Das Fazit der letzten Tage, Wochen und Monate fällt einigermaßen deprimierend aus: Politische Lösungen in Form von Sanktionen sind nutzlos. Illegitime Volksbefragungen führen zu Annexionen von ganzen Landesteilen. Sturköpfe auf allen Seiten noch dazu. Man findet sie in Washington, Paris und Berlin, in Moskau und in Peking, am Persischen Golf und auch in Brüssel. Und die Opfer? Die sterben in Syrien, massakrieren sich gegenseitig in Slawjansk oder ertrinken auf dem Weg in ein besseres, aber dennoch beschissenes Leben im Mittelmeer.

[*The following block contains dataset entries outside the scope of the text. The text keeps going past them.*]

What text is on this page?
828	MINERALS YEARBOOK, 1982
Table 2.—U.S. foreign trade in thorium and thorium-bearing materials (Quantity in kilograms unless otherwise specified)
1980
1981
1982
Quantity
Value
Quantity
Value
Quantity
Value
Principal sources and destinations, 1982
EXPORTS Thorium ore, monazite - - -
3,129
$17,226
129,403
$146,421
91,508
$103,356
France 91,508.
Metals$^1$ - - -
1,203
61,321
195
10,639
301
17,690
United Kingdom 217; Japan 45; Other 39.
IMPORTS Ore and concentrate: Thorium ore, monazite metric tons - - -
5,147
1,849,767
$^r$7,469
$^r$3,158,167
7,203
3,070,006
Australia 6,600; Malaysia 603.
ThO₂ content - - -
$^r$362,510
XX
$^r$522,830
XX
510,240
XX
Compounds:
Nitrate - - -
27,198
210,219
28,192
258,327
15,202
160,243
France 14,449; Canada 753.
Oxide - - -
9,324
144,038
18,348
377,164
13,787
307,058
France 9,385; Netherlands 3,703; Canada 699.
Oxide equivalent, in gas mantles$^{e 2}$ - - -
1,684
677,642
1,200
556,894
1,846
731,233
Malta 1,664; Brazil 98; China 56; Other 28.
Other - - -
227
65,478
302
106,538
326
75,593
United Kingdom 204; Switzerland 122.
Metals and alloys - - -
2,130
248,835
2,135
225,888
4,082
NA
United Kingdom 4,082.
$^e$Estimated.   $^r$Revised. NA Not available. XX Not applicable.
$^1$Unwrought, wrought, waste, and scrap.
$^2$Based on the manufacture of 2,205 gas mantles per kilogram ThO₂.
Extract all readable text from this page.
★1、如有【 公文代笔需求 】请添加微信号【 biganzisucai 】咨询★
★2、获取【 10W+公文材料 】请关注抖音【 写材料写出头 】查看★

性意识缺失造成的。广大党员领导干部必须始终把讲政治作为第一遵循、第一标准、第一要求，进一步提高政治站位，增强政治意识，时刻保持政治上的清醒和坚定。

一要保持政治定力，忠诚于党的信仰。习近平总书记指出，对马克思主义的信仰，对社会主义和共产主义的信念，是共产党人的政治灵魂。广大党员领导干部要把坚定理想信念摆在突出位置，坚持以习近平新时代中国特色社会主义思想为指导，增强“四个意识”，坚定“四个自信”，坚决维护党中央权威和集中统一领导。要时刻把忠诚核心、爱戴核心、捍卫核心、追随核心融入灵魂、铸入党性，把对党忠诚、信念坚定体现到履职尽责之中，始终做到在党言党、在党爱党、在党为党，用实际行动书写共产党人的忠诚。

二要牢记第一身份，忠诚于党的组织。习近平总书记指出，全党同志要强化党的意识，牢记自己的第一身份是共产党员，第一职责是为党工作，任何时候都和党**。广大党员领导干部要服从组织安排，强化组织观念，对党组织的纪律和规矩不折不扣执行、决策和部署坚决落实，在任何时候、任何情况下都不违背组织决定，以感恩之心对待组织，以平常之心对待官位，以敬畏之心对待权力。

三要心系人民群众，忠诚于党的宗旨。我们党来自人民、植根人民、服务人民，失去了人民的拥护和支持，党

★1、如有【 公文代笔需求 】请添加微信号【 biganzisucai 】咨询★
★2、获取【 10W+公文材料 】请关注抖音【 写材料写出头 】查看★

Und das alles genau hundert Jahre nach 1914.

In aller Welt rennen Außenminister wie z.B. Dr. Frank-Walter Steinmeier von einem Kongress zum nächsten, um sich mit Historikern über das Pulverfass Europa zu unterhalten, das zu Beginn des 20. Jahrhunderts explodiert ist. Doch Menschen scheinen nichts aus der Geschichte zu lernen – oder zu wenig.
Oder das Falsche.
Es nimmt kein Ende, bis alle Passagiere in den oberen Decks des gleichen Bootes, in dem wir ja bekanntlich alle sitzen, gelangweilt und jene auf den unteren Decks entweder ausgeschifft haben oder ertrunken sind.
Je mehr man darüber nachdenkt, desto weniger Lust hat man, sich die Nachrichten anzuschauen. Wer sich dieser Tage als hoffnungsvoller Pazifist outet, muss sehr naiv sein. Dann lasst uns doch mal alle zusammen naiv sein. Ich bin dabei.